Residents of a normally quiet Halifax street say they've had enough.

For several months, an excavator has been jackhammering at rocks to clear the way for a new house to be built on Armshore Drive near the Armdale Roundabout.

"The noise started around the end of May and we were told in the beginning that it was only going to be about three weeks," said Adriana Dolnyckyj, whose home is about 15 metres from the work site.

"It's been going on for about 10 hours a day. It's just been going on and on and on and there seems like there is no end in sight."

Like many people on the street, Dolnyckyj is working from home during the pandemic.

"It's constant pneumatic jackhammering with an excavator and it's not just the noise that irritates you but it's also the constant vibrations through our house."

Paul Palmeter/CBC
Paul Palmeter/CBC

Adrienne Power's house sits next to the site.

She's had rocks fly up against her house and land on her deck.

After a recent visit from a provincial labour inspector, the contractors at the site built a fence between the properties and attached it to her house.

"The fence was put in about a week and a half ago," said Power, who bought her house this summer. "There was some communication on the fence but definitely not about attaching it to the side of my house."

Power said she's had enough of the constant noise right outside her door.

Halifax police were called on Remembrance Day when a subcontractor began jackhammering shortly after 7 a.m., two hours earlier than when they were allowed to start that day.

Viking Ventures, the company that will eventually build a house on the property, say its subcontractors have abided by HRM noise bylaws except for that one day.

Mike MacArthur, owner of Viking Ventures, says the amount of rock at the site was unexpected.

Power and Dolnyckyj were surprised to find the company didn't need any permits to begin working on the site.

"We were told it's considered landscaping," said Power. "Everything that is being done here does not require any kind of building permit."

Power said she has called the municipality several times to complain but the jackhammering drags on.

CBC
CBC

The HRM councillor for the area has also heard the residents complaints.

"Until they actually start pouring their footings and foundation they don't need any permit," said Shawn Cleary, who represents Halifax West Armdale. "Site prep is considered landscaping and this is a gap in the construction and noise bylaws because really this kind of thing shouldn't be going on for as long as it has."

Cleary said he plans to propose changes so residents won't have to deal with long-term noise while a home site is being prepared.

Part of the problem is the excavator at the site isn't big enough to deal with the thick rock in a timely fashion.

Paul Palmeter/CBC
Paul Palmeter/CBC

Armshore Drive is a short, dead-end street connected to Herring Cove Road by a small bridge over a brook. Bigger machines can not pass over the bridge.

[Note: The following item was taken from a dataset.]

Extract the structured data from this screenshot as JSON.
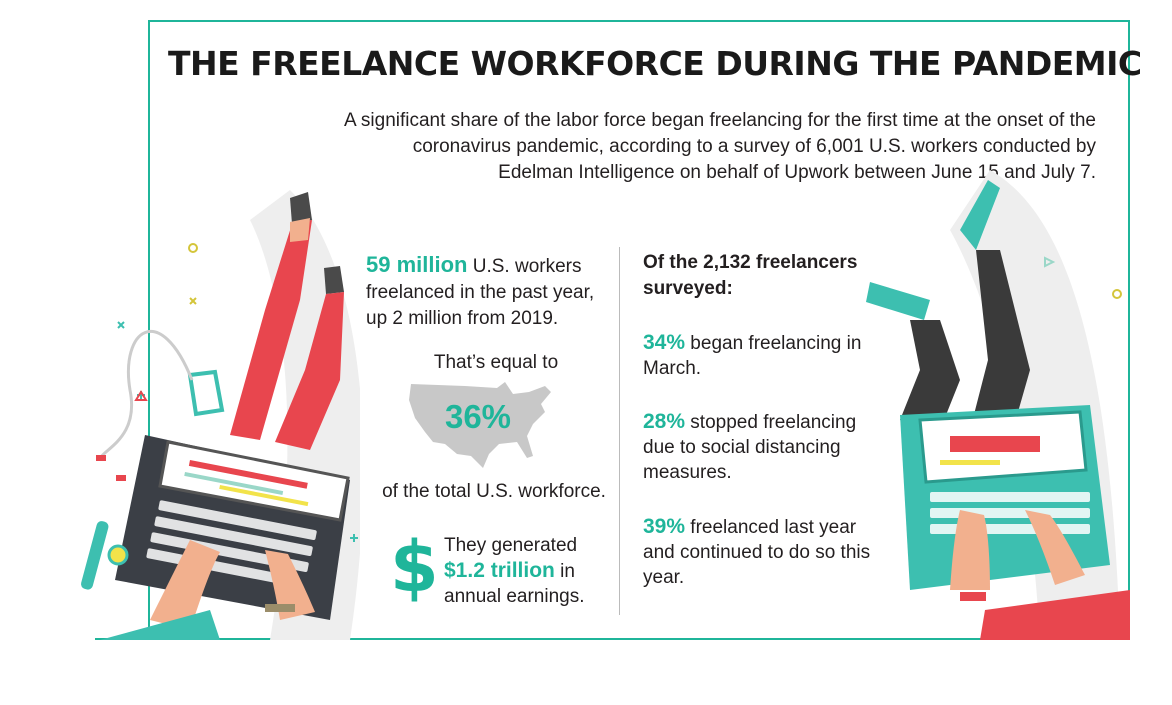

"We just want to make sure that somebody is paying attention," said Dolnyckyj. "We understand there are extenuating circumstances and nobody could have predicted something like this but it's happening and we want to know what we can do about it so it doesn't happen to somebody else."

Patience is running thin for the residents who live near the work site.

The home builder said the end of the jackhammering is in sight but couldn't say when it will end.